Applied Medical & Care Compunetics to Public Health Disease Surveillance and Management: Leveraging External Data Sources – A Key to Public Health Preparedness
Michael L. Popovich, Todd Watkins
Abstract
In today's global community the ability to prepare for a disease outbreak in order to mitigate the public health, social, and economic impacts on a community depends upon data to support the decision and response process. Data can come from a variety of sources. These sources not only include the medical and health care community, but also geographic, demographic, and socio-economic data. The ability to capture and utilize the data effectively from these types of data sources can mean the difference between a manageable disease outbreak that represents little or no threat to a community and one that causes a significant social and economic impact.
As the health profession expands the applied use of information technology within the medical and health care communities, opportunities are created to expand the use of new data sources to support information based decisions.
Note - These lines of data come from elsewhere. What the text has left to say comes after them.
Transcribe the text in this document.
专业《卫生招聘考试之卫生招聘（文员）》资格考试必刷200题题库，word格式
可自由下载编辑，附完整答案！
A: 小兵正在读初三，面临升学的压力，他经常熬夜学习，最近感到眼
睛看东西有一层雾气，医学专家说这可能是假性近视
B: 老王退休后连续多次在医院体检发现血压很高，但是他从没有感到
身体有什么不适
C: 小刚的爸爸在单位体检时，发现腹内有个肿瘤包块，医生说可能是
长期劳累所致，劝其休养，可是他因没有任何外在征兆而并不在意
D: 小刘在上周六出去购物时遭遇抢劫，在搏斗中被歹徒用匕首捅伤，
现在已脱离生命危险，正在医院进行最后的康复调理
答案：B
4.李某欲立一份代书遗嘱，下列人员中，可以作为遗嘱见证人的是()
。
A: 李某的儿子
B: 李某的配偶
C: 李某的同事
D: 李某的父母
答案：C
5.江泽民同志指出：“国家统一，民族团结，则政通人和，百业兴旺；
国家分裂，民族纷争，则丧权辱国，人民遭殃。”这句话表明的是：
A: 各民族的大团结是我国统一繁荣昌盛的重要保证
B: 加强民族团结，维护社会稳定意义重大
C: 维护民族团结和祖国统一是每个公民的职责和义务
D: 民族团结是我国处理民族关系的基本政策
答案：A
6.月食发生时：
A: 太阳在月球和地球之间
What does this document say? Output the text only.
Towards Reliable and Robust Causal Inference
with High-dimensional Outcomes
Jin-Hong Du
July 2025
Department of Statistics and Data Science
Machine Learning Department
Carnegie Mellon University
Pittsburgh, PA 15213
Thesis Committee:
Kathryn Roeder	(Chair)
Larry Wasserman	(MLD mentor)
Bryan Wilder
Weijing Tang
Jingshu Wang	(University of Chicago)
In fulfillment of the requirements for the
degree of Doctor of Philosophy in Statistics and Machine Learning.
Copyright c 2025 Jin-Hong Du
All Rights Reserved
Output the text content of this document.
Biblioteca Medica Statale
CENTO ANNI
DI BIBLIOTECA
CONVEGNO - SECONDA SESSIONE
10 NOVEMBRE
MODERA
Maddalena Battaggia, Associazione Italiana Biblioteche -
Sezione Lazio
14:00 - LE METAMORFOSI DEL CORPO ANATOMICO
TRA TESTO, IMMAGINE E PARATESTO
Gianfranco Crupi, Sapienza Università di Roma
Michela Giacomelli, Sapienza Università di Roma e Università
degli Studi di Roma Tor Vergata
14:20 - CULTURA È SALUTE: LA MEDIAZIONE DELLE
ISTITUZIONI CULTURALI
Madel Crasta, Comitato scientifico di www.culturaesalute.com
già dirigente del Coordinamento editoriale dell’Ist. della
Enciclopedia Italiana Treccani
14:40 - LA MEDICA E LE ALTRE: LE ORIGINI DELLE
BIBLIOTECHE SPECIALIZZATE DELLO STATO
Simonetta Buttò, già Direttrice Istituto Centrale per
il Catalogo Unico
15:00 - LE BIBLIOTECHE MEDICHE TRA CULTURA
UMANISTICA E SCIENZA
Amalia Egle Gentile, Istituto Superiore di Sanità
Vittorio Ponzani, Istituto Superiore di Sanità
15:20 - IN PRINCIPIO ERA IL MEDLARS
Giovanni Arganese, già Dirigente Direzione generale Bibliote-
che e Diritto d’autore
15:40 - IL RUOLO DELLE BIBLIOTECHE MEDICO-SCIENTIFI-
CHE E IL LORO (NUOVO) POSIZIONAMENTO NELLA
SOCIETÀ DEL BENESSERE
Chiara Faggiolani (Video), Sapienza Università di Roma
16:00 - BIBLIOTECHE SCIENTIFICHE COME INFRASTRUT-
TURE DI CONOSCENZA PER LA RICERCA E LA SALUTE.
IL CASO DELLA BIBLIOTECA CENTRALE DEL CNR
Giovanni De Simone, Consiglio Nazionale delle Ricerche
Information that can be used to provide early warning for disease outbreaks both naturally occurring or through a bioterrorist event; information that can be used to plan, analyze and respond to a disease event; information that can support a community's preparedness activities in order to minimize a public health event.
This chapter illustrates how applied compunetics can be used to support health care as the public health professional responds to, and manages, naturally occurring diseases as well as emerging new disease threats. An electronic health environment (EHE) vision is presented that capitalizes on the use of a variety of environmental, medical, and health care data to support disease early warning, reporting, case and outbreak management and community preparedness.